Spirals: Collected Poems Volume Three (2014-2023)

Author: John Kinsella

Publisher: UWA Publishing

Published: March 2024

This third volume of West Australian poet John Kinsella’s collected poetry follows on from The Ascension of Sheep: Collected Poems Volume One (1980-2005) and Harsh Hakea: Collected Poems Volume Two (2005-2014). At nearly 800 pages, it certainly matches them in size; but also in the sheer quality and variety of the poems.

As Nicholas Birns writes in the excellent introduction, ‘this last volume … sees a transition from the peripatetic enfant terrible of the first volume and the twenty-first century avant-garde poetic citizen of the second to a mode of even greater sustenance, even greater consistency, even greater perspicacity.’

The volume moves from 2014’s Rolling Stock and forward through Firebreaks (2016), Spiralling (2017), Open Door: Poems (2018), Brimstone Villanelles (2020) and The Pastoraclasm (2023) – and much, much more besides. Also included are previously uncollected poems such as those included in the Uncollected Poems Across Topographies (1997-2023) section.

As one might expect, the range of expression here is enormous, as is that of technical skill, of rhetorical acumen, of subject matter.
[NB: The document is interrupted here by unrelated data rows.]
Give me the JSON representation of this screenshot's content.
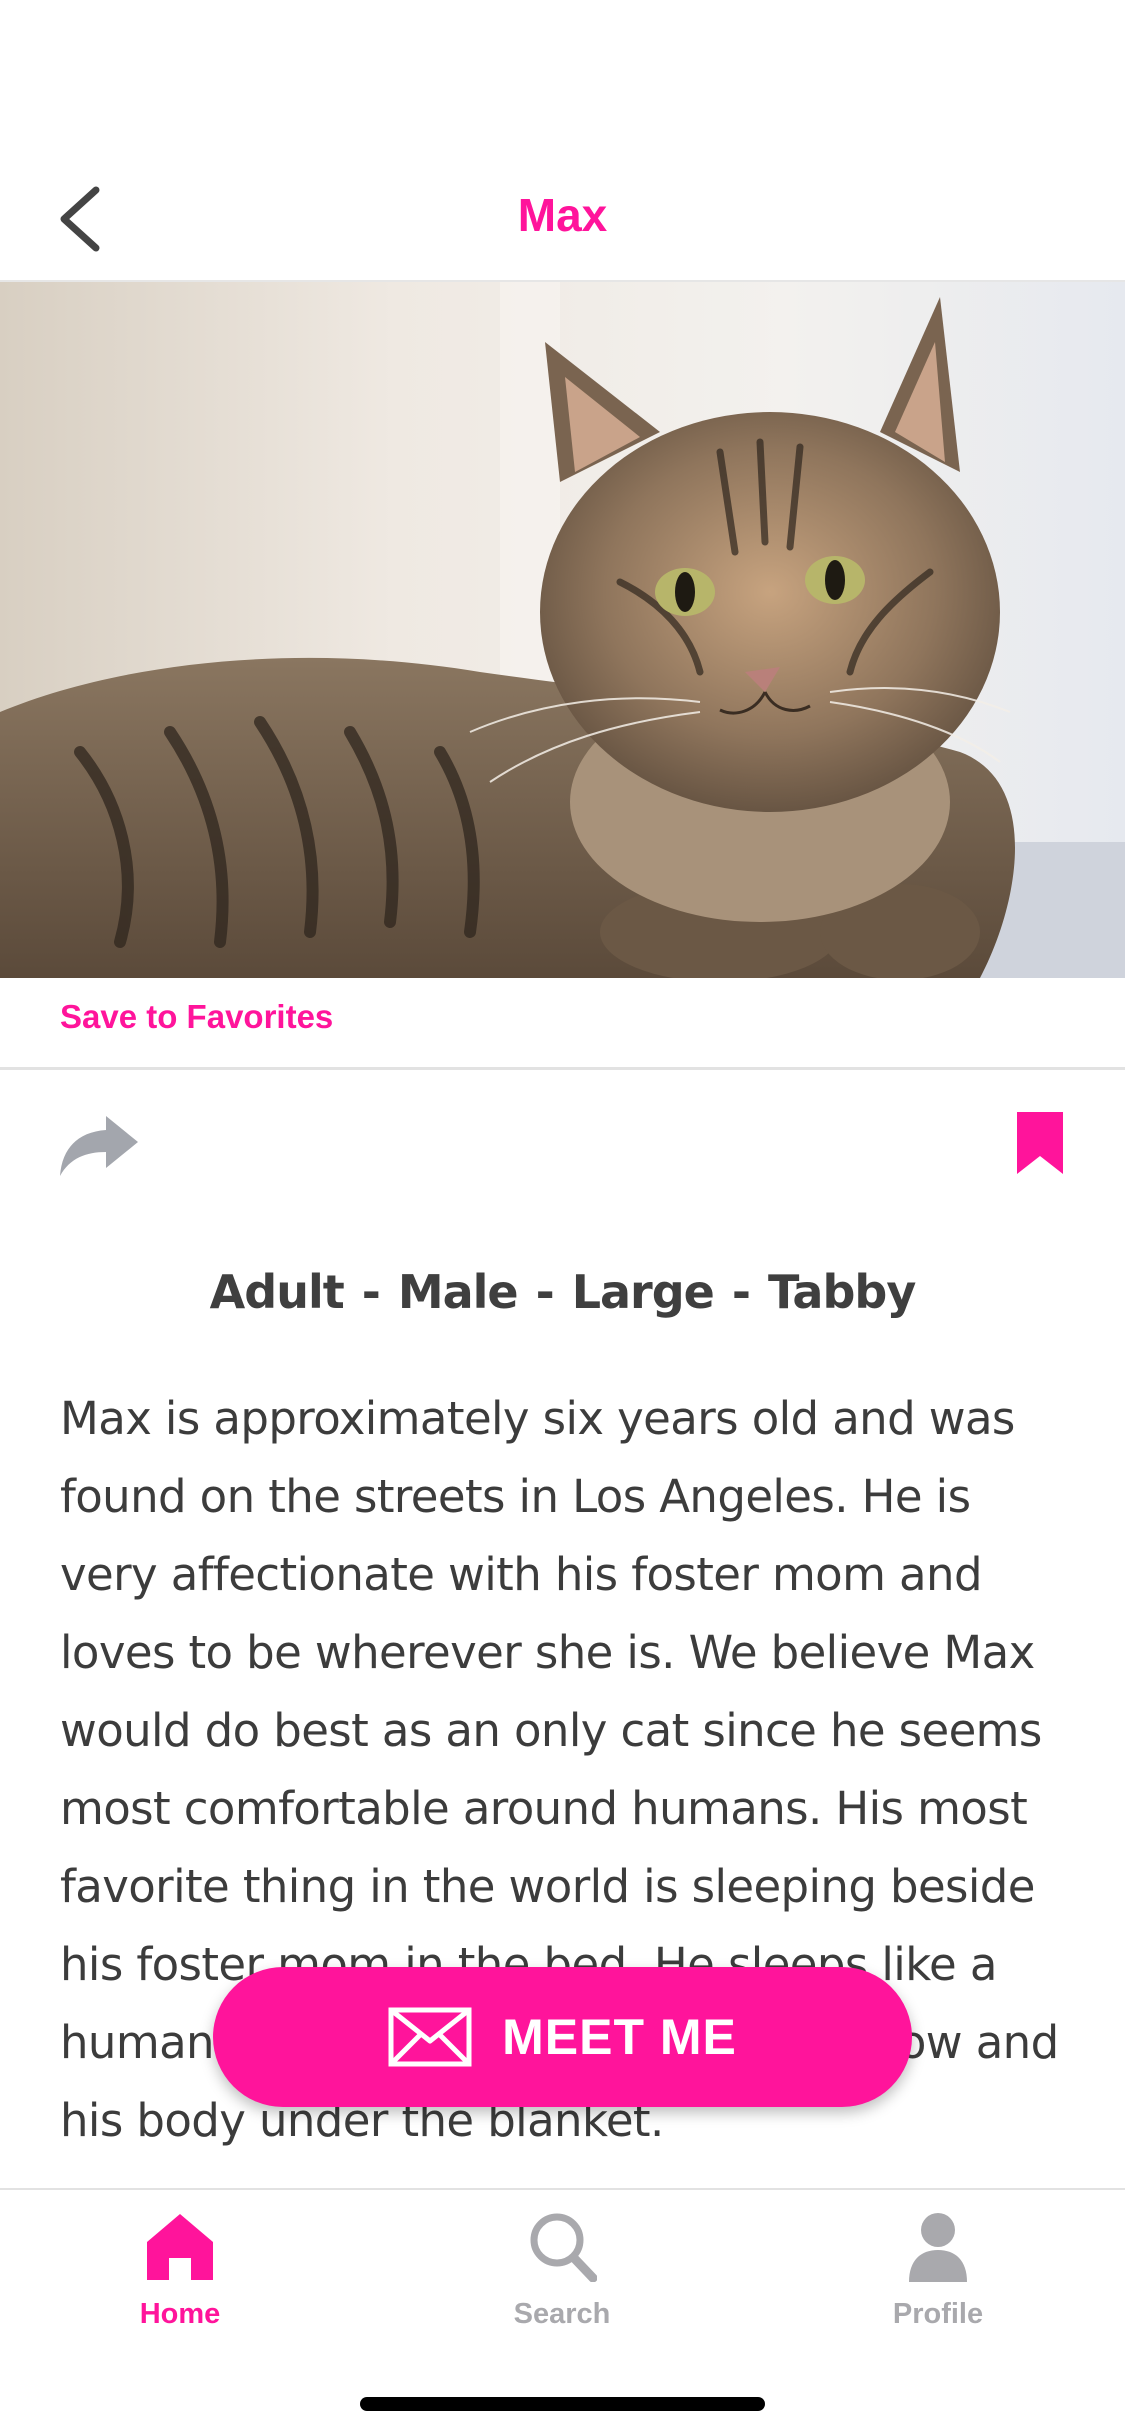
{
  "header": {
    "title": "Max"
  },
  "actions": {
    "save_favorites": "Save to Favorites"
  },
  "pet": {
    "attributes": [
      "Adult",
      "Male",
      "Large",
      "Tabby"
    ],
    "attribute_separator": "-",
    "description": "Max is approximately six years old and was found on the streets in Los Angeles. He is very affectionate with his foster mom and loves to be wherever she is. We believe Max would do best as an only cat since he seems most comfortable around humans. His most favorite thing in the world is sleeping beside his foster mom in the bed. He sleeps like a human with laying his head on the pillow and his body under the blanket."
  },
  "cta": {
    "label": "MEET ME",
    "icon": "envelope-icon"
  },
  "tabs": [
    {
      "label": "Home",
      "icon": "home-icon",
      "active": true
    },
    {
      "label": "Search",
      "icon": "search-icon",
      "active": false
    },
    {
      "label": "Profile",
      "icon": "profile-icon",
      "active": false
    }
  ],
  "colors": {
    "accent": "#ff149b",
    "inactive": "#a9a9ad",
    "text": "#3c3c3c"
  }
}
Of the latter, at the forefront are the environment and, relatedly, justice and injustice in relation to ALL living things; language and meaning; and notions of the specific and the local versus the universal and the global.

Thus in one poem, Kinsella holds the then-Premier of Western Australia ‘accountable for the emphysema of the biosphere, that gasp you add to our last gasps, deoxygenated, stranded by the road.’ In another, we read of Carnaby’s cockatoos in New Norcia “traumatised/by a lack of nesting sites, lack of familiar/aerial photographs, drop flocks to three or four/and break out where there is less familiar land”. In Autobiography: ‘All these lines we funnel, have need of./The dead trouble us to live, and that can’t/resolve into images that don’t latch on/where ghosts wish for the tactile.’ And in On First Looking Back into Jam Tree Gully (the home Kinsella shares with his wife Tracy Ryan, and son, Tim, both also very fine poets): ‘Returning after too much travelling, you notice/what’s gone, and you’ll notice more that’s gone/later, on a bright winter’s day, though failing sight/and pale evening light skew the picture.’

It is difficult to define a poet so protean, so prolific, so internationally well-regarded as Kinsella. However, the three volumes which comprise his Collected Poems, a veritable poetic triptych, certainly go some way. Essential.